III. MOTION TO WITHDRAW PLEA
Kuhns also contends that the trial court erred by denying his motion to withdraw his guilty plea. MCR 6.310(C) governs motions to withdraw a plea after sentencing. MCR 6.310(C)(3) provides, in relevant part:
If the trial court determines that there was an error in the plea proceeding that would entitle the defendant to have the plea set aside, the court must give the advice or make the inquiries necessary to rectify the error and then give the defendant the opportunity to elect to allow the plea and sentence to stand or to withdraw the plea.
Kuhns argues that there was an error in the plea-taking process because his plea was not understanding or voluntary due to his incompetence. However, as discussed above, Kuhns has not provided sufficient evidence that he was incompetent when he pleaded guilty. Further, the trial court substantially complied with MCR 6.302, which outlines the requirements for a court to accept a guilty plea, to determine that Kuhns’s plea was knowing, understanding, and voluntary.
Nevertheless, Kuhns argues that his plea was not voluntary because a significant amount of “prodding” was needed for him to make a factual basis for the plea. The plea transcript does not reveal a significant amount of prodding by his trial lawyer or the trial court at the plea hearing. There were two instances when his lawyer discussed Kuhns’s answers because it appeared as if Kuhns did not fully understand the legal requirements of self-defense or defense of others. After those conversations with his lawyer, Kuhns subsequently testified that he was not acting in legal self-defense or to defend others. Further, the trial court explicitly asked Kuhns whether it was his own choice to plead guilty, and Kuhns responded, “Yes, Your Honor.” Because the trial court substantially complied with the procedures set forth in MCR 6.302 and confirmed that Kuhns understood the contents of MCR 6.302(B)(1) through (B)(5), and that Kuhns’s plea was understanding and voluntary, there was no error in the plea-taking process. The trial court, therefore, did not abuse its discretion by denying his motion to withdraw his plea.

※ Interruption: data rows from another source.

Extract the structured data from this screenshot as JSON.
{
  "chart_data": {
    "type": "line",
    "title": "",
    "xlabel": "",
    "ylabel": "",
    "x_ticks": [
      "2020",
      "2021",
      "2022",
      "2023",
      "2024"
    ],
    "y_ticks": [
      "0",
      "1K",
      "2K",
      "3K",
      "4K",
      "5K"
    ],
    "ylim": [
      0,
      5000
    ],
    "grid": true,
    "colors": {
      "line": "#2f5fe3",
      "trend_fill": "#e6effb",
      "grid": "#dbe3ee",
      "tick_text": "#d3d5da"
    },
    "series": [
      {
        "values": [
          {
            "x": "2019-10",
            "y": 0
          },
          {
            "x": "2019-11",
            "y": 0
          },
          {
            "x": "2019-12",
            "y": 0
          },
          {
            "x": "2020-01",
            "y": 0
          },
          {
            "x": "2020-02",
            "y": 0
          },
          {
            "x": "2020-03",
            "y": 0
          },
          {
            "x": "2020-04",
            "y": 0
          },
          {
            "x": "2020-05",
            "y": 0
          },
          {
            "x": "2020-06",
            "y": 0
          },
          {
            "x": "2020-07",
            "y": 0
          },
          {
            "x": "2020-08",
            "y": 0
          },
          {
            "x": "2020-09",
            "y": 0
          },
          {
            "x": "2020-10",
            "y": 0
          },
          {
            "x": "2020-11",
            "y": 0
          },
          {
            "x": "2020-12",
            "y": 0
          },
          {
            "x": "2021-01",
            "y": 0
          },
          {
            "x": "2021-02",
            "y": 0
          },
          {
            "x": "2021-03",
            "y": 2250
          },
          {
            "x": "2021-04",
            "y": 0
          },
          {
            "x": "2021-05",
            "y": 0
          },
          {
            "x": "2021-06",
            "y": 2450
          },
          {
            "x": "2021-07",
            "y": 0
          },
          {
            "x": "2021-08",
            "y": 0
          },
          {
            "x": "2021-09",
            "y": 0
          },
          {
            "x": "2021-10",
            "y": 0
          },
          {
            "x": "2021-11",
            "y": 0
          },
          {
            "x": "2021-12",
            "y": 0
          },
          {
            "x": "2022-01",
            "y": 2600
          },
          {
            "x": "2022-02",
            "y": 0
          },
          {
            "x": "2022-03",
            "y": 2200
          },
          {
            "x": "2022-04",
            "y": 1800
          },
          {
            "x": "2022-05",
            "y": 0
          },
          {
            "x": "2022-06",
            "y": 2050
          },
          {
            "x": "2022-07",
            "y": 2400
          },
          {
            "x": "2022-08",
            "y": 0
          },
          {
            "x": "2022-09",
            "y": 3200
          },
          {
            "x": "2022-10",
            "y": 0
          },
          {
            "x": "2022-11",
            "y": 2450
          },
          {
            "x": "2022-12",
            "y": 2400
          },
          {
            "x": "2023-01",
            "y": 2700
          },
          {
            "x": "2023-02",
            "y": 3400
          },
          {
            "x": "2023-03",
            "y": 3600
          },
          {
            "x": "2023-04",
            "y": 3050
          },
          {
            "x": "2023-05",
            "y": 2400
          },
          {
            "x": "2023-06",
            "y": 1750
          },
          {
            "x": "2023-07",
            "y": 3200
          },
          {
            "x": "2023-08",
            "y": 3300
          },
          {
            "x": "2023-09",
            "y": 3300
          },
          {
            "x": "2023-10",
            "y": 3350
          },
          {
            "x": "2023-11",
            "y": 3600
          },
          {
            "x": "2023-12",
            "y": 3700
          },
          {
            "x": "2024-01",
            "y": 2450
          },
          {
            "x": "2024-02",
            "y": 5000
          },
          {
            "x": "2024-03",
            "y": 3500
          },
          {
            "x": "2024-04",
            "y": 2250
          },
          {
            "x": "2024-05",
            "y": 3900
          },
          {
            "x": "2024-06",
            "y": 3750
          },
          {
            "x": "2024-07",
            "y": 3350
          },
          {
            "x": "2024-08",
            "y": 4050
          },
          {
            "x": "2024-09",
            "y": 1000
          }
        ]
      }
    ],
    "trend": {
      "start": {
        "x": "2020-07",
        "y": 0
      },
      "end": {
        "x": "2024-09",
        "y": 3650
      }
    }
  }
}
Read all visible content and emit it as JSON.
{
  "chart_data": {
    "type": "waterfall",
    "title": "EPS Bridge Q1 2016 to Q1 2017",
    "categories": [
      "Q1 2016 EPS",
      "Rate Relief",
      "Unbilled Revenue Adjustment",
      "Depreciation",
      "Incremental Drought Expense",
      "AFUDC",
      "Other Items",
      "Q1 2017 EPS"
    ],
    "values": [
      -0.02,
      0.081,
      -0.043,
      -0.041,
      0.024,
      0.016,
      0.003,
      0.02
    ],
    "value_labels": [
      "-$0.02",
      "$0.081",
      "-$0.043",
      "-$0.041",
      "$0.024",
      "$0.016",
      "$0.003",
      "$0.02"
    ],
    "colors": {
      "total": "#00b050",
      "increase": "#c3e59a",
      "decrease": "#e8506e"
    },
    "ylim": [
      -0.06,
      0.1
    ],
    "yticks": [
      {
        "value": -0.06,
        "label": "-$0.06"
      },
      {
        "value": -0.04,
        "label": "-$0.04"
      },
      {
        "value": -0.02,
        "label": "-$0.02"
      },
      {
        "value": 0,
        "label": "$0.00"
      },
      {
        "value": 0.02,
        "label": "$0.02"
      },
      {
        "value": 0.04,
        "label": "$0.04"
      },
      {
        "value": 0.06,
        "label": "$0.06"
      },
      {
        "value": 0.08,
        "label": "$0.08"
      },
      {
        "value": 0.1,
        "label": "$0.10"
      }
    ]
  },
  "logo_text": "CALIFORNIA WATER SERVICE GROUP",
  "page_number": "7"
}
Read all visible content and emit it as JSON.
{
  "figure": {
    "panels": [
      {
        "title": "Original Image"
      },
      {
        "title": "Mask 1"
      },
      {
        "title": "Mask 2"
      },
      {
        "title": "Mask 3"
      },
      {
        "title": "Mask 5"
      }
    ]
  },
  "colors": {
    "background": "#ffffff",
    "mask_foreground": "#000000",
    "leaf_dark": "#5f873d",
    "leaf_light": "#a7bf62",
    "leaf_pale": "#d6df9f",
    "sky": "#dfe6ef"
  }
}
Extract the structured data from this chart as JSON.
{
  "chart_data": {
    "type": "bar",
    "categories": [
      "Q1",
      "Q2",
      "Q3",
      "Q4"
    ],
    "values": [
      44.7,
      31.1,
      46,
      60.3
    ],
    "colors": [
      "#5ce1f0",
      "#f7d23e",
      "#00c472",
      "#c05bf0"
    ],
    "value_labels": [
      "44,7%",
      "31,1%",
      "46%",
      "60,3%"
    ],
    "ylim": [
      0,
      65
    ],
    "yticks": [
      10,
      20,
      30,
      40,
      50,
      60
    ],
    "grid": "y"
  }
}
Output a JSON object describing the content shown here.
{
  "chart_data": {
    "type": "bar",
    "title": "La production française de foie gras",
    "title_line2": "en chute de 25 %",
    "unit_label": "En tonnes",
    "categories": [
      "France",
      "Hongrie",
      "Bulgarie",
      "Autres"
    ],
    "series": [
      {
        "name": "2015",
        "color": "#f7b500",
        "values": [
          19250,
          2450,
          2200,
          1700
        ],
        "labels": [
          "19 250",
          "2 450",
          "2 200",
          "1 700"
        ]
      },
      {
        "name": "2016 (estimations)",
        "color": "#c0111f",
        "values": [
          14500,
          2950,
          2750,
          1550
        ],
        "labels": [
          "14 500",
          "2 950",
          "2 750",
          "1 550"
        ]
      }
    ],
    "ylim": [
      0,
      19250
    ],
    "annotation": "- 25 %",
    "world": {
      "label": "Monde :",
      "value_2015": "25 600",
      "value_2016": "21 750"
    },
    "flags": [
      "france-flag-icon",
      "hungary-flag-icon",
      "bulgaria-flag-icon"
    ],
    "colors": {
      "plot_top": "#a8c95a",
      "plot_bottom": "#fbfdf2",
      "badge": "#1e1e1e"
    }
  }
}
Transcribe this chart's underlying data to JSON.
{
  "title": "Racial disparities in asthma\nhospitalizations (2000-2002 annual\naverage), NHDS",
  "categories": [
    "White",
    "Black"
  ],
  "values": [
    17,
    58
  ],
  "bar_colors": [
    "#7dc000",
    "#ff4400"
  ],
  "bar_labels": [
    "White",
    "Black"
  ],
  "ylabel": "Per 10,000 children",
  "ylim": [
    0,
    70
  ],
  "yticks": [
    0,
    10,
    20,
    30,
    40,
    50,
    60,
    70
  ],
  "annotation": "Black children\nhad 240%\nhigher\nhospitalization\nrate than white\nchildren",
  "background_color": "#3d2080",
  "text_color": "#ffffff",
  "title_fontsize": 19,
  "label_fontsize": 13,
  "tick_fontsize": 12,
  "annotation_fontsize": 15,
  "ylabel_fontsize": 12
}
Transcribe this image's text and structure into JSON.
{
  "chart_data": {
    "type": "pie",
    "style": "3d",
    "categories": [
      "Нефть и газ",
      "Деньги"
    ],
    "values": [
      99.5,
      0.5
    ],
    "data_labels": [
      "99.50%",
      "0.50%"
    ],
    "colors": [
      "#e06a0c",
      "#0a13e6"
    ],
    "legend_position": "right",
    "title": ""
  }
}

This finding was affirmed by Judges Christopher M. Murray, Michael J. Kelly and Colleen A. O’Brien.
1 People v Kuhns, 506 Mich 923 (2020).
2 People v Kuhns, unpublished per curiam opinion of the Michigan Court of Appeals, issued May 15, 2018 (Docket No. 340828), p 1.
3 The delay between the court’s finding that Kuhns was competent to stand trial and when Kuhns pleaded guilty was due to the court granting a stay of the proceedings pending the resolution of Kuhns’s prior appeal to this Court.
4 MCL 330.2020(1) provides: A defendant to a criminal charge shall be presumed competent to stand trial. He shall be determined incompetent to stand trial only if he is incapable because of his mental condition of understanding the nature and object of the proceedings against him or of assisting in his defense in a rational manner. The court shall determine the capacity of a defendant to assist in his defense by his ability to perform the tasks reasonably necessary for him to perform in the preparation of his defense and during his trial.
5 While published opinions of this Court decided before Nov. 1, 1990, are not binding, MCR 7.215(J)(1), “they are nevertheless precedential, MCR 7.215(C)(2), and they are thus afforded significantly more deference than would be given to unpublished cases.” People v Spaulding, 332 Mich App 638, 657 n 5; 957 NW2d 843 (2020).